Si tratta di una cultura antica che mette la cura dell’uomo al primo posto. La ridondanza non è essenzialità. Ma è cura della vita che è essenziale. È il narrare e rinarrarsi tra noi la vita che ci scorre dentro per fermarla e credere, trarne un insegnamento.

Mi sa che questa volta sono stato un po’ pesante nello scrivere. Forse avevo solo il desiderio di narrarmi, di trovare qualcuno con cui parlare. Questa vita di separati in casa mi toglie il respiro. Sulla parete che ho di fronte è appeso un piccolo arazzo colorato. Clara aveva insistito per comprarlo durante il nostro viaggio di nozze in Perù. Casette di terra bianca dai balconi colorati e con tetti rossi fanno spazio ad un piccolo sentiero. Due campesinos di spalle, con i loro cappelli bianchi dalle ampie falde e gli scialli colorati indosso, sembrano avviarsi lungo la stradina bianca. “Abbiamo appena preso il mutuo per l’appartamento. Ci mancano molte cose ancora da comprare. Pensi sia essenziale ora questo oggetto?”. Ricordo come fosse ora il volto di Clara farsi pietra, girarsi dall’altra parte per lasciarmi indietro. M’è costato caro quell’arazzo! Non solo l’ho comprato in fretta senza contrattare sul prezzo… penso soprattutto alla cena presso il ristorante ‘Rafael’ nella Calle San Martin a Lima, quello più stellato della guida.

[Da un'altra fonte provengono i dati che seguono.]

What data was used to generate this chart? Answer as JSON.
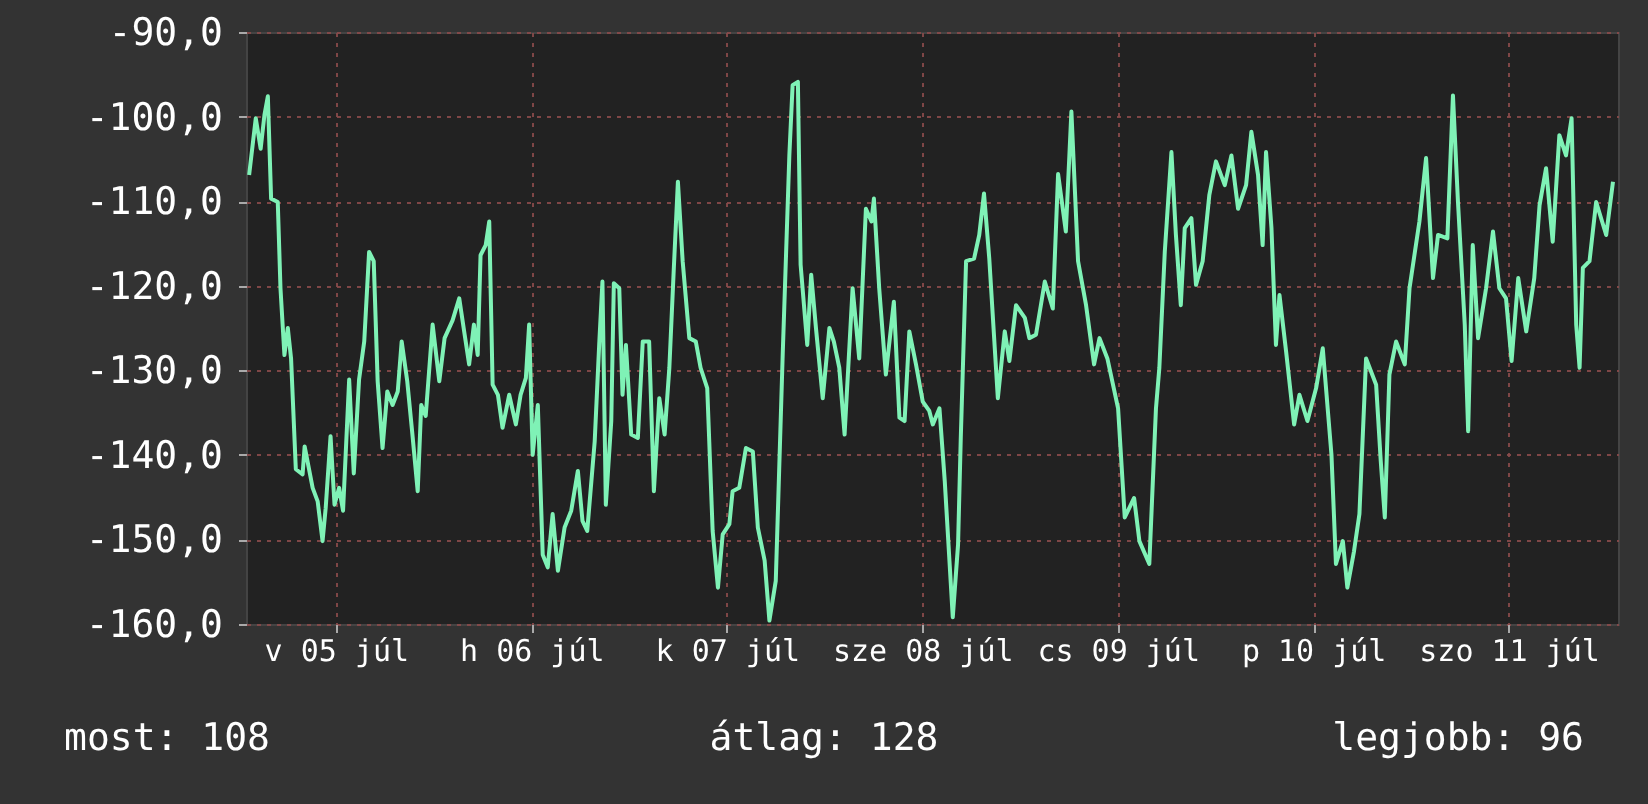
{
  "chart_data": {
    "type": "line",
    "x": [
      "--07-05T01:21",
      "--07-05T02:10",
      "--07-05T02:46",
      "--07-05T03:14",
      "--07-05T03:39",
      "--07-05T04:03",
      "--07-05T04:52",
      "--07-05T05:12",
      "--07-05T05:41",
      "--07-05T06:06",
      "--07-05T06:30",
      "--07-05T07:05",
      "--07-05T07:55",
      "--07-05T08:10",
      "--07-05T09:09",
      "--07-05T09:46",
      "--07-05T10:22",
      "--07-05T10:45",
      "--07-05T11:21",
      "--07-05T11:50",
      "--07-05T12:24",
      "--07-05T12:53",
      "--07-05T13:38",
      "--07-05T14:12",
      "--07-05T14:51",
      "--07-05T15:29",
      "--07-05T16:05",
      "--07-05T16:39",
      "--07-05T17:08",
      "--07-05T17:44",
      "--07-05T18:19",
      "--07-05T18:58",
      "--07-05T19:36",
      "--07-05T20:05",
      "--07-05T20:46",
      "--07-05T21:24",
      "--07-05T22:03",
      "--07-05T22:29",
      "--07-05T23:02",
      "--07-05T23:53",
      "--07-06T00:42",
      "--07-06T01:21",
      "--07-06T02:20",
      "--07-06T03:09",
      "--07-06T03:49",
      "--07-06T04:22",
      "--07-06T04:57",
      "--07-06T05:25",
      "--07-06T05:46",
      "--07-06T06:24",
      "--07-06T06:50",
      "--07-06T07:15",
      "--07-06T07:54",
      "--07-06T08:28",
      "--07-06T09:17",
      "--07-06T10:06",
      "--07-06T10:41",
      "--07-06T11:20",
      "--07-06T11:44",
      "--07-06T12:10",
      "--07-06T12:48",
      "--07-06T13:24",
      "--07-06T14:01",
      "--07-06T14:37",
      "--07-06T15:16",
      "--07-06T16:05",
      "--07-06T16:54",
      "--07-06T17:43",
      "--07-06T18:17",
      "--07-06T18:52",
      "--07-06T19:47",
      "--07-06T20:20",
      "--07-06T20:44",
      "--07-06T21:09",
      "--07-06T21:49",
      "--07-06T22:08",
      "--07-06T22:48",
      "--07-06T23:12",
      "--07-06T23:37",
      "--07-07T00:16",
      "--07-07T01:05",
      "--07-07T01:41",
      "--07-07T02:28",
      "--07-07T03:03",
      "--07-07T03:43",
      "--07-07T04:22",
      "--07-07T04:57",
      "--07-07T05:30",
      "--07-07T06:00",
      "--07-07T06:35",
      "--07-07T07:24",
      "--07-07T08:12",
      "--07-07T08:47",
      "--07-07T09:36",
      "--07-07T10:16",
      "--07-07T10:55",
      "--07-07T11:30",
      "--07-07T12:19",
      "--07-07T12:43",
      "--07-07T13:32",
      "--07-07T14:21",
      "--07-07T15:12",
      "--07-07T15:49",
      "--07-07T16:39",
      "--07-07T17:14",
      "--07-07T18:01",
      "--07-07T18:52",
      "--07-07T19:41",
      "--07-07T20:05",
      "--07-07T20:44",
      "--07-07T21:04",
      "--07-07T21:53",
      "--07-07T22:22",
      "--07-07T22:57",
      "--07-07T23:47",
      "--07-08T00:36",
      "--07-08T01:09",
      "--07-08T01:49",
      "--07-08T02:28",
      "--07-08T03:27",
      "--07-08T04:16",
      "--07-08T05:05",
      "--07-08T05:46",
      "--07-08T06:04",
      "--07-08T06:43",
      "--07-08T07:32",
      "--07-08T08:31",
      "--07-08T09:12",
      "--07-08T09:50",
      "--07-08T10:25",
      "--07-08T11:14",
      "--07-08T12:04",
      "--07-08T12:52",
      "--07-08T13:18",
      "--07-08T14:07",
      "--07-08T14:46",
      "--07-08T15:45",
      "--07-08T16:24",
      "--07-08T16:44",
      "--07-08T17:23",
      "--07-08T18:22",
      "--07-08T19:00",
      "--07-08T19:35",
      "--07-08T20:14",
      "--07-08T21:17",
      "--07-08T22:08",
      "--07-08T22:42",
      "--07-08T23:31",
      "--07-09T00:36",
      "--07-09T01:09",
      "--07-09T01:58",
      "--07-09T03:03",
      "--07-09T04:02",
      "--07-09T04:41",
      "--07-09T05:38",
      "--07-09T06:19",
      "--07-09T07:08",
      "--07-09T08:07",
      "--07-09T09:06",
      "--07-09T09:46",
      "--07-09T10:44",
      "--07-09T12:03",
      "--07-09T12:52",
      "--07-09T14:01",
      "--07-09T14:40",
      "--07-09T15:53",
      "--07-09T16:42",
      "--07-09T17:07",
      "--07-09T17:47",
      "--07-09T18:36",
      "--07-09T19:09",
      "--07-09T19:45",
      "--07-09T20:14",
      "--07-09T21:03",
      "--07-09T21:37",
      "--07-09T22:26",
      "--07-09T23:15",
      "--07-10T00:04",
      "--07-10T01:09",
      "--07-10T01:58",
      "--07-10T02:47",
      "--07-10T03:46",
      "--07-10T04:25",
      "--07-10T05:14",
      "--07-10T05:48",
      "--07-10T06:13",
      "--07-10T06:53",
      "--07-10T07:26",
      "--07-10T07:52",
      "--07-10T08:41",
      "--07-10T09:40",
      "--07-10T10:19",
      "--07-10T11:18",
      "--07-10T12:22",
      "--07-10T13:11",
      "--07-10T14:15",
      "--07-10T14:48",
      "--07-10T15:39",
      "--07-10T16:12",
      "--07-10T17:01",
      "--07-10T17:41",
      "--07-10T18:30",
      "--07-10T19:44",
      "--07-10T20:18",
      "--07-10T20:48",
      "--07-10T21:22",
      "--07-10T22:11",
      "--07-10T23:15",
      "--07-10T23:50",
      "--07-11T01:03",
      "--07-11T01:52",
      "--07-11T02:43",
      "--07-11T03:20",
      "--07-11T04:29",
      "--07-11T05:10",
      "--07-11T05:47",
      "--07-11T06:37",
      "--07-11T07:02",
      "--07-11T07:36",
      "--07-11T08:15",
      "--07-11T09:14",
      "--07-11T10:05",
      "--07-11T10:52",
      "--07-11T11:41",
      "--07-11T12:22",
      "--07-11T13:11",
      "--07-11T14:10",
      "--07-11T15:09",
      "--07-11T15:48",
      "--07-11T16:36",
      "--07-11T17:25",
      "--07-11T18:14",
      "--07-11T19:03",
      "--07-11T19:44",
      "--07-11T20:18",
      "--07-11T20:43",
      "--07-11T21:07",
      "--07-11T21:56",
      "--07-11T22:45",
      "--07-11T23:59",
      "--07-12T00:49"
    ],
    "series": [
      {
        "color": "#7ff2b6",
        "values": [
          -106.9,
          -100.2,
          -103.8,
          -99.8,
          -97.6,
          -109.7,
          -110.1,
          -120.3,
          -128.2,
          -125.0,
          -128.6,
          -141.7,
          -142.3,
          -139.0,
          -143.9,
          -145.5,
          -150.2,
          -146.3,
          -137.8,
          -145.9,
          -143.9,
          -146.6,
          -131.1,
          -142.2,
          -131.1,
          -126.6,
          -116.0,
          -117.1,
          -131.3,
          -139.2,
          -132.5,
          -134.1,
          -132.5,
          -126.6,
          -131.3,
          -137.6,
          -144.3,
          -134.1,
          -135.4,
          -124.6,
          -131.3,
          -126.2,
          -124.1,
          -121.5,
          -125.8,
          -129.3,
          -124.6,
          -128.2,
          -116.4,
          -115.2,
          -112.4,
          -131.7,
          -132.9,
          -136.8,
          -132.9,
          -136.4,
          -132.9,
          -130.9,
          -124.6,
          -140.0,
          -134.1,
          -151.8,
          -153.3,
          -147.0,
          -153.7,
          -148.6,
          -146.6,
          -141.9,
          -147.8,
          -149.0,
          -138.4,
          -127.0,
          -119.5,
          -145.9,
          -136.0,
          -119.7,
          -120.3,
          -132.9,
          -127.0,
          -137.6,
          -138.0,
          -126.6,
          -126.6,
          -144.3,
          -133.3,
          -137.6,
          -129.7,
          -117.9,
          -107.7,
          -117.1,
          -126.2,
          -126.6,
          -129.7,
          -132.1,
          -149.0,
          -155.7,
          -149.4,
          -148.2,
          -144.3,
          -143.9,
          -139.2,
          -139.6,
          -148.6,
          -152.5,
          -159.6,
          -154.9,
          -128.2,
          -104.6,
          -96.3,
          -95.9,
          -117.5,
          -127.0,
          -118.7,
          -125.0,
          -133.3,
          -125.0,
          -126.6,
          -129.7,
          -137.6,
          -120.3,
          -128.6,
          -110.9,
          -112.4,
          -109.7,
          -120.3,
          -130.5,
          -121.9,
          -135.6,
          -136.0,
          -125.4,
          -129.3,
          -133.7,
          -134.8,
          -136.4,
          -134.5,
          -143.1,
          -159.2,
          -150.6,
          -138.0,
          -117.1,
          -116.8,
          -114.0,
          -109.1,
          -116.8,
          -133.3,
          -125.4,
          -128.9,
          -122.3,
          -123.8,
          -126.2,
          -125.8,
          -119.5,
          -122.7,
          -106.8,
          -113.6,
          -99.4,
          -117.1,
          -122.3,
          -129.3,
          -126.2,
          -128.6,
          -134.5,
          -147.4,
          -145.1,
          -150.2,
          -152.9,
          -134.5,
          -129.7,
          -116.0,
          -104.2,
          -114.0,
          -122.3,
          -113.2,
          -112.0,
          -119.9,
          -117.1,
          -109.3,
          -105.3,
          -108.1,
          -104.6,
          -110.9,
          -108.1,
          -101.8,
          -106.9,
          -115.2,
          -104.2,
          -113.2,
          -127.0,
          -121.1,
          -127.8,
          -136.4,
          -132.9,
          -136.0,
          -132.1,
          -127.4,
          -140.0,
          -152.9,
          -150.2,
          -155.7,
          -151.4,
          -147.0,
          -128.6,
          -131.7,
          -140.7,
          -147.4,
          -130.5,
          -126.6,
          -129.3,
          -120.3,
          -112.4,
          -104.9,
          -119.1,
          -114.0,
          -114.4,
          -97.5,
          -110.1,
          -124.6,
          -137.2,
          -115.2,
          -126.2,
          -120.3,
          -113.6,
          -120.3,
          -121.5,
          -128.9,
          -119.1,
          -125.4,
          -119.1,
          -110.5,
          -106.1,
          -114.8,
          -102.2,
          -104.6,
          -100.2,
          -124.6,
          -129.7,
          -117.9,
          -117.1,
          -110.1,
          -114.0,
          -107.7
        ]
      }
    ],
    "xlim": [
      "--07-05T00:58",
      "--07-12T01:26"
    ],
    "xticks": [
      {
        "value": "--07-05T12:00",
        "label": "v 05 júl"
      },
      {
        "value": "--07-06T12:00",
        "label": "h 06 júl"
      },
      {
        "value": "--07-07T12:00",
        "label": "k 07 júl"
      },
      {
        "value": "--07-08T12:00",
        "label": "sze 08 júl"
      },
      {
        "value": "--07-09T12:00",
        "label": "cs 09 júl"
      },
      {
        "value": "--07-10T12:00",
        "label": "p 10 júl"
      },
      {
        "value": "--07-11T12:00",
        "label": "szo 11 júl"
      }
    ],
    "ylim": [
      -160,
      -90
    ],
    "yticks": [
      {
        "value": -160,
        "label": "-160,0"
      },
      {
        "value": -150,
        "label": "-150,0"
      },
      {
        "value": -140,
        "label": "-140,0"
      },
      {
        "value": -130,
        "label": "-130,0"
      },
      {
        "value": -120,
        "label": "-120,0"
      },
      {
        "value": -110,
        "label": "-110,0"
      },
      {
        "value": -100,
        "label": "-100,0"
      },
      {
        "value": -90,
        "label": "-90,0"
      }
    ],
    "grid": true,
    "annotations": [
      "most: 108",
      "átlag: 128",
      "legjobb: 96"
    ]
  }
}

Dei due campesinos intessuti sull’arazzo uno dei due è accucciato a terra, l’altro invece ha già la gamba tesa in avanti, come per procedere oltre. Sono forse io quello a terra? Preso dalle cose da fare, dall’‘essenziale’, non ho saputo alzare lo sguardo a quello che era ben più prezioso? E ora lo sto perdendo? Lo sa Iddio quanto vorrei alzarmi e passare sotto il cunicolo colorato del separatore,
per riprendere i fili interrotti di una tessitura che per darsi richiede intrecci, incontri che forse troppo ho trascurato. Che anche la Chiesa non sciupi questi intrecci per ridursi al ‘quanto basta’! A meno che non scopra, che è di questa materia, di questo ordito, che è intessuto l’essenziale.